Billy Martinez, Vice President and Category Manager of Fender’s Acoustic Guitars Division, is on a mission. Data suggests that just 10 percent of people who purchase a guitar as a new player will stick with the instrument. Martinez not only wants more players to stick with guitar, but with Fender guitars.
To do so, he thought players needed a series of models that could carry the torch after they were ready to graduate from the Classic Design and California Series. He found the opportunity in a new line that started development shortly before he was hired by Fender in February: The Paramount Series.
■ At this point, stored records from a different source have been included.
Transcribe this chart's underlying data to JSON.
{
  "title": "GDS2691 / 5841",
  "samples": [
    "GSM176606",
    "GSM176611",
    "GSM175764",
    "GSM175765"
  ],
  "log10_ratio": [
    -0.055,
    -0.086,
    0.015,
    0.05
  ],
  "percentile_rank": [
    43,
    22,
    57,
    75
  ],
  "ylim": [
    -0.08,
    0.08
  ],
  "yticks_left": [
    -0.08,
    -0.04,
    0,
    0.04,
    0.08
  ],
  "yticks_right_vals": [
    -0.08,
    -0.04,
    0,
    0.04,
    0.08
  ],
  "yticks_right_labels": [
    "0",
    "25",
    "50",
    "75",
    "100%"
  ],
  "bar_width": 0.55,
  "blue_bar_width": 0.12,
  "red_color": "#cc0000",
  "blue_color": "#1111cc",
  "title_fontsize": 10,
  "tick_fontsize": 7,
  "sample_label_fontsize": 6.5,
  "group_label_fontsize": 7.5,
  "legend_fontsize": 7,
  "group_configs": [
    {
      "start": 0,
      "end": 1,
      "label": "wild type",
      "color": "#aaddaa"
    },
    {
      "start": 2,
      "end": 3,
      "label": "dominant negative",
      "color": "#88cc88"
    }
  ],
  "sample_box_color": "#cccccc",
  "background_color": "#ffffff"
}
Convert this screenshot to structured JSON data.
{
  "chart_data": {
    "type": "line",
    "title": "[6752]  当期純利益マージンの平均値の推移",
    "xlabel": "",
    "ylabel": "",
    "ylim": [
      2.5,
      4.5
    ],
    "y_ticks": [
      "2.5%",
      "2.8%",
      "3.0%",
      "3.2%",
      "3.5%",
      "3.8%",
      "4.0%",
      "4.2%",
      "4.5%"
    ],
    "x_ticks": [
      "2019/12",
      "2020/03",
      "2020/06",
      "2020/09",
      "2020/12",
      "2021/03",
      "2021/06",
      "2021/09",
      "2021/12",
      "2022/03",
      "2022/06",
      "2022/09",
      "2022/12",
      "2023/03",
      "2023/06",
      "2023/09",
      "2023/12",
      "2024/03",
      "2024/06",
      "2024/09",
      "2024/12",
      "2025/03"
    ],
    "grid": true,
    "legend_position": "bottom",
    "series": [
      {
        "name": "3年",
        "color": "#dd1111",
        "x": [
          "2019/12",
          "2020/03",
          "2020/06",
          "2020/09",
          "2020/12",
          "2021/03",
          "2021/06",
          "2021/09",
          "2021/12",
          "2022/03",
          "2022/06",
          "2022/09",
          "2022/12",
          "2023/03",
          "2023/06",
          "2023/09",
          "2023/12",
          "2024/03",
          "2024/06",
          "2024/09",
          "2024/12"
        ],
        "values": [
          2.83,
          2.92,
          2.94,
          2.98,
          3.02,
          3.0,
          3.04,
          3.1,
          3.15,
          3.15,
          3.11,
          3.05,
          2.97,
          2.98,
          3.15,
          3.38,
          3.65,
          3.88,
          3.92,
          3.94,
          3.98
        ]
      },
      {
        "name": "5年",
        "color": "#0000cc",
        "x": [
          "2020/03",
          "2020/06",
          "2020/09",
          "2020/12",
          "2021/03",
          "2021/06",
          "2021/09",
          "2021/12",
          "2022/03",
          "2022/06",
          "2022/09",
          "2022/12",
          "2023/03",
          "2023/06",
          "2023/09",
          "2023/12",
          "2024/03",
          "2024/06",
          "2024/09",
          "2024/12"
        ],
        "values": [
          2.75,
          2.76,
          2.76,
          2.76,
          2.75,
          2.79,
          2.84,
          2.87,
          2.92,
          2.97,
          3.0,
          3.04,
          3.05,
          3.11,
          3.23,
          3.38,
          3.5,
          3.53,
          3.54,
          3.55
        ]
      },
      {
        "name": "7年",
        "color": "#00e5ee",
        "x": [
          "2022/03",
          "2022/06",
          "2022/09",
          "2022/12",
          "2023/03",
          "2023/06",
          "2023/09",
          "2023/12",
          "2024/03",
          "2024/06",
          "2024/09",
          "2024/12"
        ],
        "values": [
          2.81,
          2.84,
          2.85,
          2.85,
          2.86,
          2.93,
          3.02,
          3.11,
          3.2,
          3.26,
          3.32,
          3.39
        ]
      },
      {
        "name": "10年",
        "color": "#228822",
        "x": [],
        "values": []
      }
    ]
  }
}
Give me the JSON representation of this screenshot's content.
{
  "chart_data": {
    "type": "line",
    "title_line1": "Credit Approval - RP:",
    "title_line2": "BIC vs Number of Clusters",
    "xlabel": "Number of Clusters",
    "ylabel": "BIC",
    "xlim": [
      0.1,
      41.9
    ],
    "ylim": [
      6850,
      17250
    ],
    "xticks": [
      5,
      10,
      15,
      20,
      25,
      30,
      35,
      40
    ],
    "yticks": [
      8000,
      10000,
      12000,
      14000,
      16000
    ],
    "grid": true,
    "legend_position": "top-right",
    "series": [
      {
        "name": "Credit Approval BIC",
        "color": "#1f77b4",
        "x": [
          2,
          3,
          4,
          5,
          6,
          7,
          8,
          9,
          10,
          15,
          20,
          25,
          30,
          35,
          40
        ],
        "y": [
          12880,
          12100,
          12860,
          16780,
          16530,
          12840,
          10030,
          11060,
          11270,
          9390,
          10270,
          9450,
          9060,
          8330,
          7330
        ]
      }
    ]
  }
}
The Paramount Series currently includes triple-0, parlor and dreadnought body shapes, with deluxe (rosewood back and sides) and standard (mahogany back and sides) variations of each. There are also limited-run Adirondack spruce and all-mahogany models available. Each Paramount acoustic features all solid wood construction, scalloped “X” bracing and vintage aesthetics, like checkerboard purfling and open-gear tuners.
“My team is not just ‘hey, point [and] click on a menu of options from a factory,'” Martinez said. “I’ve got three engineers that do nothing but CAD drawings and body designing and bracing patterns.”
Artists are helping showcase the Paramount lineup as a new venture from Fender that is definitely pro-worthy. From Brad Shultz of Cage The Elephant taking his Paramount crowdsurfing at a festival set to Brad Paisley performing on a Paramount then signing it and offering it to a fan, there’s been a full-court press of artists coming out to support the new line.
“The idea with Paramount is it’s for a little bit more of an advanced player who understands why you’re spending $800 to $1,000 on a guitar that’s all-solid; what the tonal differences are that you achieve vs just a solid top with a laminated back and sides, or an all-laminate guitar,” Martinez said. “That person is definitely more educated; they know a little bit more about what they’re looking for out of the body shapes and they know what kind of neck profile feels good to them as a player.”
And while Fender hopes to break new ground with Paramount, they’re bringing their other acoustic series up for a refresh as well. Earlier this year, Fender introduced the revamped line of T-Bucket acoustic-electric guitars. With standout features like a mustache-style bridge, open-gear tuners and new rosette and fretboard inlay patterns, the T-Bucket is set to be one of the most versatile and best-looking in the family.
At the entry-level end, Fender will also roll out updated models in its incredibly popular Classic Design series, though details were scarce at the time of interview.
“Part of what my team is doing when we design guitars is [to think] what are our Fender customers telling us that they want?” Martinez explained. “And then how do we take all of the expertise that we have and how do we blend those two in order to give customers exactly what they’re looking for and then keep them in our brand?”
All Players Represented
Acoustic guitars is a division in which Fender sees a lot of potential for another one of its goals: reaching more female guitarists. Take a look at Fender’s website or its videos and you’ll see females well-represented. And it goes way beyond just still photos — Fender features female product demonstrators in its videos and has showcased female-fronted bands like Bully, Best Coast and Warpaint in its campaigns.
“It’s just a good position to take, and [it’s] inclusive of a bigger community than the industry has addressed in the past,” Jonathan Forstot, Director of Marketing for Fender Acoustics, said.
And while it’s not necessarily breaking ground for a company to target female guitarists, Martinez and Forstot have been wary to avoid the missteps that many companies make in doing so. For Fender, it’s more than just making a smaller, pink version of a popular guitar. It’s about educating customers on the various acoustic and electric guitar body shapes, letting them read the specs and hear the differences through videos, so they can decide for themselves.
“Let’s just give the right guitar to the right person and have that option for our customers,” Martinez said.
Shopping for a guitar is an opportunity to learn, and that’s especially true today when videos and other online resources are plentiful. Of course, while it’s common to find a torrent of spec sheets and comparison videos when shopping for a mid- to high-end guitar, Martinez wants to give customers just as much access to information when shopping for their first guitar.
“While people think most of the time a $199 guitar is an impulse buy or a commodity, the thing for me is in order for us to keep people within the brand, if we say that only 10 percent stick with playing guitar I’m OK if we gain another 10 percent just by educating them and giving them the guitar that we know they’re asking for,” Martinez said.
As Martinez, Forstot and Fender work to achieve their goals, guitarists can surely look forward to more information, more representation and more inspiring acoustic guitars from Fender.